A boa notícia é que a base da alimentação saudável continua sendo o bom e velho cardápio da vovó. Trata-se do arroz, feijão, legumes e salada com alguma proteína que era a base da comida brasileira e vem perdendo terreno para refeições rápidas fora de casa e disputando espaço com coisas que até outro dia ninguém conhecia, como goji berry e óleo de coco. Segundo Ancona Lopes, tudo é liberado dentro de uma dieta balanceada. "O que interessa não é o nutriente e nem mesmo o alimento, mas o equilíbrio entre eles."

A proporção adequada, ensina, é metade de carboidratos –principalmente os complexos, como massa, farinha, arroz e batata, e uma parte dos simples, como o açúcar–, 30% de gorduras e 20% de proteínas no dia a dia.

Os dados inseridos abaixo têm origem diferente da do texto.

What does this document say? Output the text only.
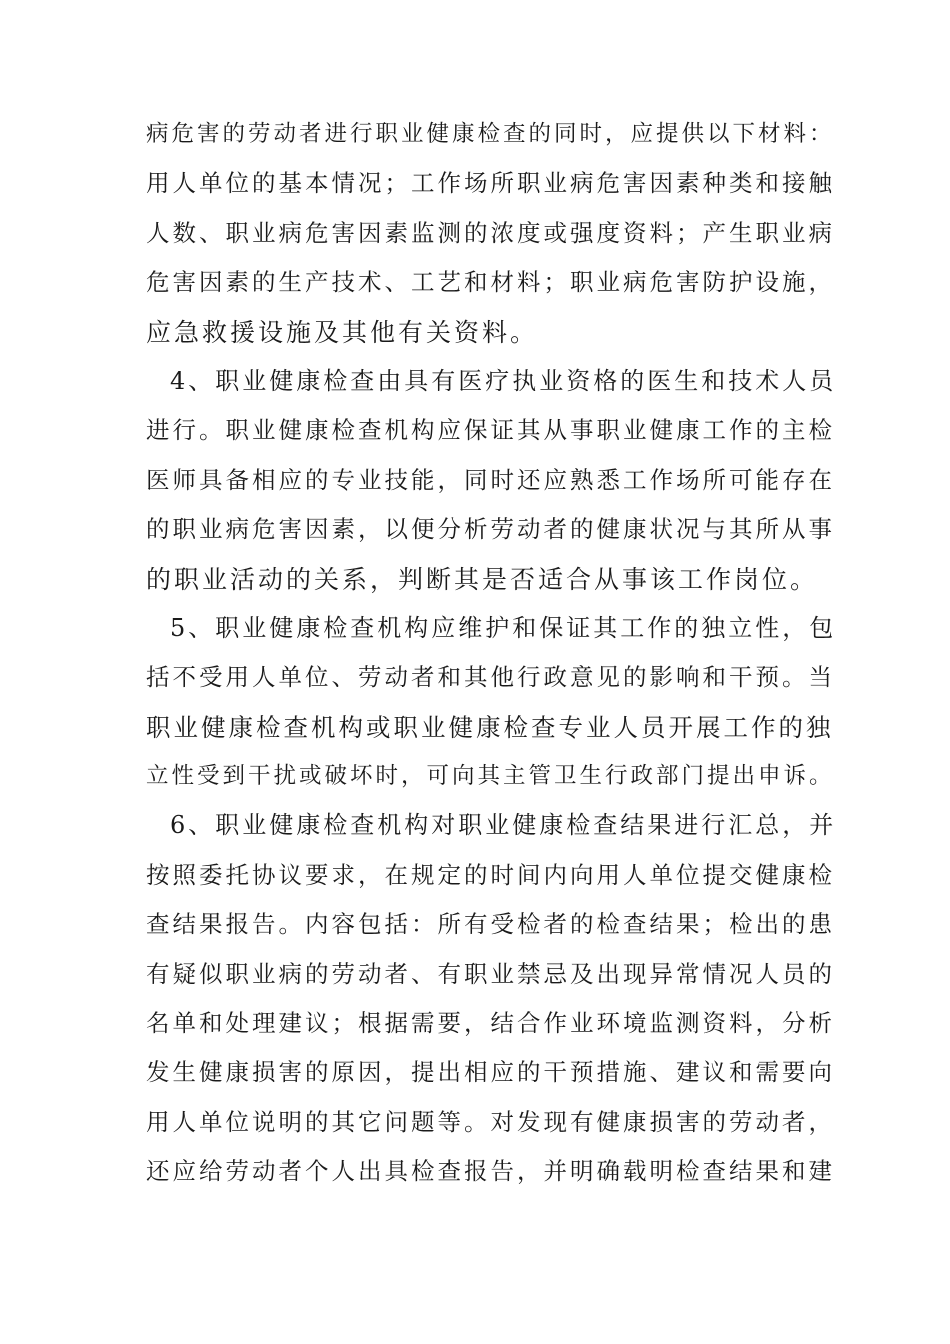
病危害的劳动者进行职业健康检查的同时，应提供以下材料：
用人单位的基本情况；工作场所职业病危害因素种类和接触
人数、职业病危害因素监测的浓度或强度资料；产生职业病
危害因素的生产技术、工艺和材料；职业病危害防护设施，
应急救援设施及其他有关资料。
4、职业健康检查由具有医疗执业资格的医生和技术人员
进行。职业健康检查机构应保证其从事职业健康工作的主检
医师具备相应的专业技能，同时还应熟悉工作场所可能存在
的职业病危害因素，以便分析劳动者的健康状况与其所从事
的职业活动的关系，判断其是否适合从事该工作岗位。
5、职业健康检查机构应维护和保证其工作的独立性，包
括不受用人单位、劳动者和其他行政意见的影响和干预。当
职业健康检查机构或职业健康检查专业人员开展工作的独
立性受到干扰或破坏时，可向其主管卫生行政部门提出申诉。
6、职业健康检查机构对职业健康检查结果进行汇总，并
按照委托协议要求，在规定的时间内向用人单位提交健康检
查结果报告。内容包括：所有受检者的检查结果；检出的患
有疑似职业病的劳动者、有职业禁忌及出现异常情况人员的
名单和处理建议；根据需要，结合作业环境监测资料，分析
发生健康损害的原因，提出相应的干预措施、建议和需要向
用人单位说明的其它问题等。对发现有健康损害的劳动者，
还应给劳动者个人出具检查报告，并明确载明检查结果和建
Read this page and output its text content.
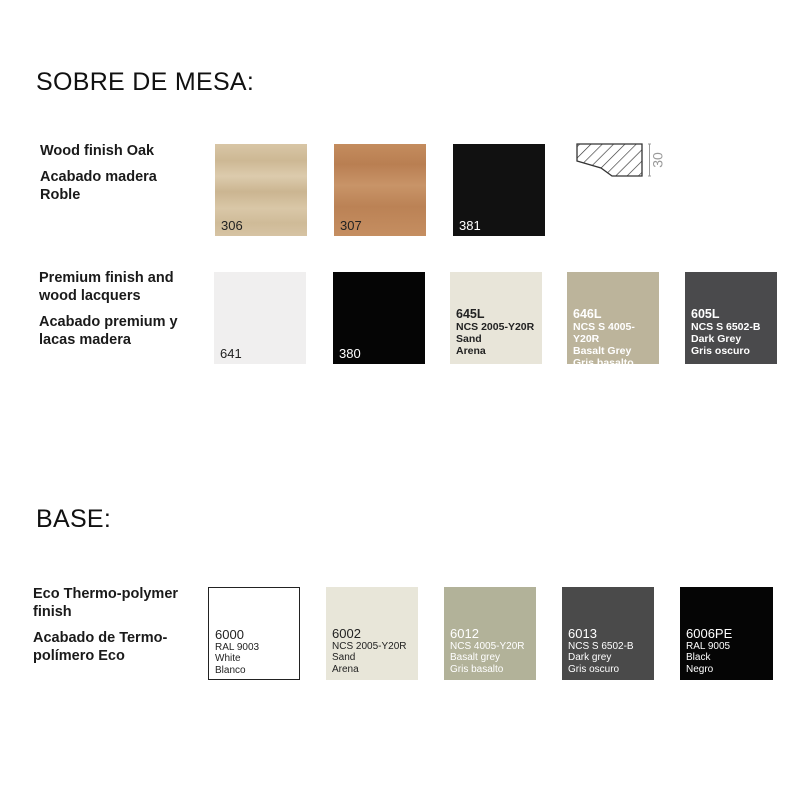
SOBRE DE MESA:
BASE:
Wood finish Oak
Acabado madera
Roble
306	307	381
30
Premium finish and
wood lacquers
Acabado premium y
lacas madera
641	380
645L
NCS 2005-Y20R
Sand
Arena
646L
NCS S 4005-Y20R
Basalt Grey
Gris basalto
605L
NCS S 6502-B
Dark Grey
Gris oscuro
Eco Thermo-polymer
finish
Acabado de Termo-
polímero Eco
6000
RAL 9003
White
Blanco
6002
NCS 2005-Y20R
Sand
Arena
6012
NCS 4005-Y20R
Basalt grey
Gris basalto
6013
NCS S 6502-B
Dark grey
Gris oscuro
6006PE
RAL 9005
Black
Negro
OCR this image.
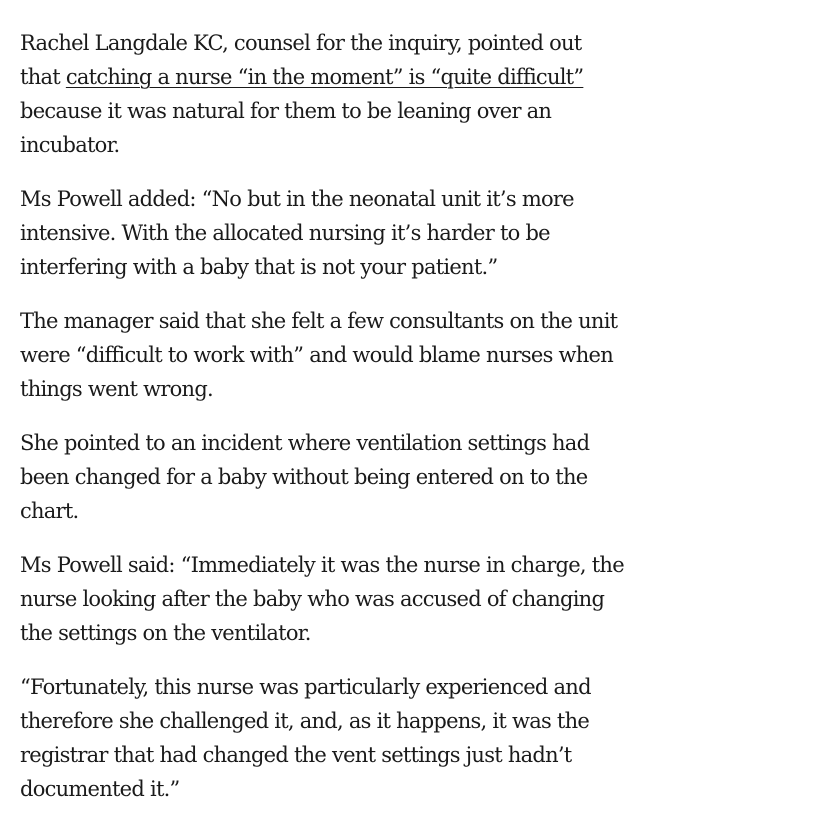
Rachel Langdale KC, counsel for the inquiry, pointed out
that catching a nurse “in the moment” is “quite difficult”
because it was natural for them to be leaning over an
incubator.

Ms Powell added: “No but in the neonatal unit it’s more
intensive. With the allocated nursing it’s harder to be
interfering with a baby that is not your patient.”

The manager said that she felt a few consultants on the unit
were “difficult to work with” and would blame nurses when
things went wrong.

She pointed to an incident where ventilation settings had
been changed for a baby without being entered on to the
chart.

Ms Powell said: “Immediately it was the nurse in charge, the
nurse looking after the baby who was accused of changing
the settings on the ventilator.

“Fortunately, this nurse was particularly experienced and
therefore she challenged it, and, as it happens, it was the
registrar that had changed the vent settings just hadn’t
documented it.”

Para Cukier, essa busca por benefícios de curto prazo é uma "miopia de saúde". "O importante é pensar como estarei daqui a dez anos", afirma. Para que os efeitos positivos sejam duradouros, o nutrólogo recomenda uma dieta com três a seis porções de vegetais por dia e pouca comida rica em gordura, industrializada ou de origem animal. "O grande problema é o exagero. Não é a maionese com ovo que se come eventualmente que faz mal. Ela tem alta densidade calórica, mas uma vez por mês não faz diferença", conclui Cukier.